The ILO offers the trainings and courses to strengthen constituents’ capacities regarding disability-and social protection in a range of countries. For example, the certified short course on “Social Protection and Inclusion of Persons with Disabilities” delivered in collaboration with Bonn-Rhein-Sieg University of Applied Science. 4 cohorts have already been trained in 2020 and 2021. It has been co funded by the UNPRDP and the UNICEF NORWAY disability partnership. In addition, tailor made trainings to the government as requested are also provided. Under UNPRPD project, these include;
Jordan: eligibility of thresholds for cash transfers
Philippines: trainings in the context of the pilot disability assessment and disability data management systems
Senegal: equal opportunity card
Mexico: assessments of rights perspective and communication in key SP programmes
Kenya: trainings in the context of the national support needs survey
Capacity strengthening of OPDs for advocacy and input to regional report (South Asia)

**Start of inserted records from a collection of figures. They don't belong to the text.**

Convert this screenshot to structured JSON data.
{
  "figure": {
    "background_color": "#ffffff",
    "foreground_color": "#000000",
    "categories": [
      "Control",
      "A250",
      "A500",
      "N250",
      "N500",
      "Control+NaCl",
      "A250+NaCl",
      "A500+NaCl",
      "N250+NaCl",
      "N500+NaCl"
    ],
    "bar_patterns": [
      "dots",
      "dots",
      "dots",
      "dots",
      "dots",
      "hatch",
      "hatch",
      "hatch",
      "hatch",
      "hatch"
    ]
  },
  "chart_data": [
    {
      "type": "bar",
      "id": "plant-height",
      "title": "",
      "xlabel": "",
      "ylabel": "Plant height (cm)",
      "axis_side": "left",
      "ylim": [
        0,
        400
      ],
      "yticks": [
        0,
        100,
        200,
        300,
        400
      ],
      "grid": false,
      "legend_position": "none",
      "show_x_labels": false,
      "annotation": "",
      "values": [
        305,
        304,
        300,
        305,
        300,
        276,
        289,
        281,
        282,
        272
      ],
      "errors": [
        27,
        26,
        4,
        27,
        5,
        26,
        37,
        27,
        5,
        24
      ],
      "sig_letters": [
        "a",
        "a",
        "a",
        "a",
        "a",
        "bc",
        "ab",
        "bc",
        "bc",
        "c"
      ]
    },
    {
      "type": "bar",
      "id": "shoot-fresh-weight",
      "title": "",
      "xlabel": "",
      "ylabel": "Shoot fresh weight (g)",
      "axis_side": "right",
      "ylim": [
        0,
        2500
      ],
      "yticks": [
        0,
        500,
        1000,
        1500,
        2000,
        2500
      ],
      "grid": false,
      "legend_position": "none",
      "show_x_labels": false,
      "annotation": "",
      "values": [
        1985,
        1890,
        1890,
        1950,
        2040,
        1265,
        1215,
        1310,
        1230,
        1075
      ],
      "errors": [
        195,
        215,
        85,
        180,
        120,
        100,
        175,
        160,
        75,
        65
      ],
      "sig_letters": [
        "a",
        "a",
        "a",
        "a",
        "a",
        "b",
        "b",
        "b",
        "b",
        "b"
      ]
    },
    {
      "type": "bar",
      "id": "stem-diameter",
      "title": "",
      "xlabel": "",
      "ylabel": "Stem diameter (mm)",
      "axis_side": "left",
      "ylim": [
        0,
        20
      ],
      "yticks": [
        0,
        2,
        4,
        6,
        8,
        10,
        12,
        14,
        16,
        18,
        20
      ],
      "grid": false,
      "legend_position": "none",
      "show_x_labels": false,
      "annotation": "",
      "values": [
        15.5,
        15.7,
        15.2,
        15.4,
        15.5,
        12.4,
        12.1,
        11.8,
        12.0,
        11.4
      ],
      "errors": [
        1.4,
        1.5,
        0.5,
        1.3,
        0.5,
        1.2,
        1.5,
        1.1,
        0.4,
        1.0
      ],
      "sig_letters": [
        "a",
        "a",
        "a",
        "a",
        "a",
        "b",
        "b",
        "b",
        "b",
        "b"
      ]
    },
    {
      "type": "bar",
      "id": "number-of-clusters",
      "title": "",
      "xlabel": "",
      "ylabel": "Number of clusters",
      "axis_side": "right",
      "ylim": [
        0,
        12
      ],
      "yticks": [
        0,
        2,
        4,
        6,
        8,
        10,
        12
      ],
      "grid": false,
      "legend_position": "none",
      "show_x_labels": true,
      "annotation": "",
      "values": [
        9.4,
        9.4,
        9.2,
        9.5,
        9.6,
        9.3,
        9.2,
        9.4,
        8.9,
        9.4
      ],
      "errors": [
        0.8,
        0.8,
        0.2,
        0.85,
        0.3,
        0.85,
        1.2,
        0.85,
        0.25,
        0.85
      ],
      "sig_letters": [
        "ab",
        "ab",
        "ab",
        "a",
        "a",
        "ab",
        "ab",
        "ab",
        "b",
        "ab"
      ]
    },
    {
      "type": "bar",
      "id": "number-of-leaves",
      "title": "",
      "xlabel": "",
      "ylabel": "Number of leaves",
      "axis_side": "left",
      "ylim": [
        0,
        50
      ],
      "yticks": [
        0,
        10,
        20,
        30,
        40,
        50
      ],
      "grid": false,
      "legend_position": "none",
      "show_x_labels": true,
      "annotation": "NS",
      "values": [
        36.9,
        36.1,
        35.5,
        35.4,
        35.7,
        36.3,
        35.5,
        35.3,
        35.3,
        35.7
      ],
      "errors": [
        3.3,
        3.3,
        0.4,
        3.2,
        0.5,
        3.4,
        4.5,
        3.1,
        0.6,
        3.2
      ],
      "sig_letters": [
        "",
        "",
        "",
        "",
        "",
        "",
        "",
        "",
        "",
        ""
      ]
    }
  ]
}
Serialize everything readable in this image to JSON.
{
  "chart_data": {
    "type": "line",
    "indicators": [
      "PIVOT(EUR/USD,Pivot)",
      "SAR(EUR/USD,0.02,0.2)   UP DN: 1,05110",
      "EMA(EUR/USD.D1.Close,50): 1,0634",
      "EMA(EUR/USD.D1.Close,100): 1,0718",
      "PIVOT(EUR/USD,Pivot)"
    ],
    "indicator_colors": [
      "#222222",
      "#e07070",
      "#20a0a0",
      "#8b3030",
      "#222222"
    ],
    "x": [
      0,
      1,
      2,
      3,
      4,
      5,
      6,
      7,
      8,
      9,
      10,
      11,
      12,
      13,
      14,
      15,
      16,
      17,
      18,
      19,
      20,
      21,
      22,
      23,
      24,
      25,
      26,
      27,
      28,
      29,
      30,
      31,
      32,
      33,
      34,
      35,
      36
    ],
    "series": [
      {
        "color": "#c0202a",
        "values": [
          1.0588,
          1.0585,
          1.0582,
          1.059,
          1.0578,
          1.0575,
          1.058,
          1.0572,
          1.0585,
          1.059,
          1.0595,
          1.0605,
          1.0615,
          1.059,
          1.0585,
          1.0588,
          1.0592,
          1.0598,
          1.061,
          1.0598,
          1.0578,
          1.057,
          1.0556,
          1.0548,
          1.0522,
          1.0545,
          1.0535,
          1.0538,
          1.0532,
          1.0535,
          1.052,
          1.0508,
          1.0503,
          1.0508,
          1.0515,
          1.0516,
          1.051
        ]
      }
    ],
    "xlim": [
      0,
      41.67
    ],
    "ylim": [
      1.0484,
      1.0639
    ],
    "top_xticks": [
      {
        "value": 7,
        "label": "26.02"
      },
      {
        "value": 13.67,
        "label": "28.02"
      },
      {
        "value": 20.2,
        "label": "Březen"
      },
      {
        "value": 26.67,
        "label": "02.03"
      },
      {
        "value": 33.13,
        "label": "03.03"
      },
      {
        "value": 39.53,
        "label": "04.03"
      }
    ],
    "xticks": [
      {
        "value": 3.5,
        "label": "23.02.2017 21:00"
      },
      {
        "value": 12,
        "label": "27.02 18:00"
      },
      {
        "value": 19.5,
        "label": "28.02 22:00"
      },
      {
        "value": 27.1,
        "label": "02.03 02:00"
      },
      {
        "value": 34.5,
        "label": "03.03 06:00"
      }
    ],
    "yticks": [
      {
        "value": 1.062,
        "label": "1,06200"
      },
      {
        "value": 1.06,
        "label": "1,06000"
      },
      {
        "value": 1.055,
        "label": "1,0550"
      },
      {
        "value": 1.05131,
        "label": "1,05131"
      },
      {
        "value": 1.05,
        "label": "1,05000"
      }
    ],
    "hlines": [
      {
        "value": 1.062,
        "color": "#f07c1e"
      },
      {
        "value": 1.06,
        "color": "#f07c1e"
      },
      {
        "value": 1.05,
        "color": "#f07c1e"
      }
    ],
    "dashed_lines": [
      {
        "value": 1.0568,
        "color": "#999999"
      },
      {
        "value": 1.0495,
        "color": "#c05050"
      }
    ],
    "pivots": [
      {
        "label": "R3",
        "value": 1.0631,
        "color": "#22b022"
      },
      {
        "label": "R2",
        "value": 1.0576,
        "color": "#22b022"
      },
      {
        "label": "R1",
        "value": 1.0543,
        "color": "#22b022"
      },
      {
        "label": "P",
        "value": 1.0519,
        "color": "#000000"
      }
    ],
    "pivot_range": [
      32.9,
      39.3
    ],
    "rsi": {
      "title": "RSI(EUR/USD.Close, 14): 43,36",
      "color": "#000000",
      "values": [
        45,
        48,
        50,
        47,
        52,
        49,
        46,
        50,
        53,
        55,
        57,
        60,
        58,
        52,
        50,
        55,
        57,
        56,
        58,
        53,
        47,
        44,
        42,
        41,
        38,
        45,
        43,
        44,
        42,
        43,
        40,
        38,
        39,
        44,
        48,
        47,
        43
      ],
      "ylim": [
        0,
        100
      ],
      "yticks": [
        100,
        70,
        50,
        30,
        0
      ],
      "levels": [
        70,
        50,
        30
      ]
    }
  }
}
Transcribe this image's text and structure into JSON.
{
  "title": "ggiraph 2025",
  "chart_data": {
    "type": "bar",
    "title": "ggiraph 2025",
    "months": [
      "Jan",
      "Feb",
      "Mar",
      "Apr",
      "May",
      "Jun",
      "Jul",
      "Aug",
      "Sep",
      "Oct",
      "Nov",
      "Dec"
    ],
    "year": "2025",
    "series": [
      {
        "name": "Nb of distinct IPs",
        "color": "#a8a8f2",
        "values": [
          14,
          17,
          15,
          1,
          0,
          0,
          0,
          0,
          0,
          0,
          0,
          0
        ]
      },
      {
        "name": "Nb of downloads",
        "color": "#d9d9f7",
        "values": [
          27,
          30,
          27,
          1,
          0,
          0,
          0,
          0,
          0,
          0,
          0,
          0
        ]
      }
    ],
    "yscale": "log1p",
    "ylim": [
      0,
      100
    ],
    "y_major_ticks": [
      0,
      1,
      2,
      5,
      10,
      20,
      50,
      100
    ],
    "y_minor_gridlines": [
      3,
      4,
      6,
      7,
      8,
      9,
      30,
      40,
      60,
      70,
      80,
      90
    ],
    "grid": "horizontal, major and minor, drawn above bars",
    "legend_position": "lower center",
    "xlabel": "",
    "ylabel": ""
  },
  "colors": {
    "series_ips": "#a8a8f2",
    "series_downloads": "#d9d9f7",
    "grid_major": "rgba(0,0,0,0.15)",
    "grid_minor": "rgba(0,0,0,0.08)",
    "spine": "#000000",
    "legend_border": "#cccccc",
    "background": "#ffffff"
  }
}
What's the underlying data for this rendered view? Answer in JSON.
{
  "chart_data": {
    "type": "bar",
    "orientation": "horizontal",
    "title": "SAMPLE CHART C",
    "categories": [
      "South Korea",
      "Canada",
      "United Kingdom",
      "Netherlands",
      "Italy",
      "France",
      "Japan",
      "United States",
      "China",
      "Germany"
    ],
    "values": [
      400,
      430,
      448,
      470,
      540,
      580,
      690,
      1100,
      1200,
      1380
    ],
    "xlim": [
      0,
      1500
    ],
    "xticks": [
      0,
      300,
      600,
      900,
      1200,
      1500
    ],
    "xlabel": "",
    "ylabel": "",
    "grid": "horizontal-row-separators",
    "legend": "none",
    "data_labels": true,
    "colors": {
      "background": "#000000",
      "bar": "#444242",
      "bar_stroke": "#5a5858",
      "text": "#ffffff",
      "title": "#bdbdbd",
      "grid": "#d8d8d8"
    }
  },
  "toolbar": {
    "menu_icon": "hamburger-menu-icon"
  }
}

The Results Monitoring Tool will keep track of the actions implemented through this thematic approach and will monitor the following indicators:
Number of countries that have improved their data systems on disability prevalence and information on the situation of persons with disabilities and the barriers they face
Number of countries that have increased coverage of persons with disability in mainstream and/or disability-specific schemes.
Number of countries that have improved their social protection schemes and programmes on disability-inclusive design and implementation and on designing schemes to promote inclusion, through measures such as improved disability assessment mechanisms, inclusive delivery mechanisms, improved adequacy of benefits, making schemes compatible with work or other social protection benefits and consideration of the additional costs of disability;
Number of countries that have improved the gender-responsiveness of their mainstream or disability-specific disability social protection schemes and programmes
Number of countries that have institutionalized effective participation structures for representatives of organizations of persons with disabilities along the implementation cycle;
Number of countries and number of OPDs that have increased technical capacities to design and implement gender-responsive and disability-inclusive social protection systems that work towards the inclusion of women and men with disabilities
Through its Results Monitoring Tool, the Flagship Programme will also assess to what extent the results have been achieved while applying international social security standards and principles for social protection.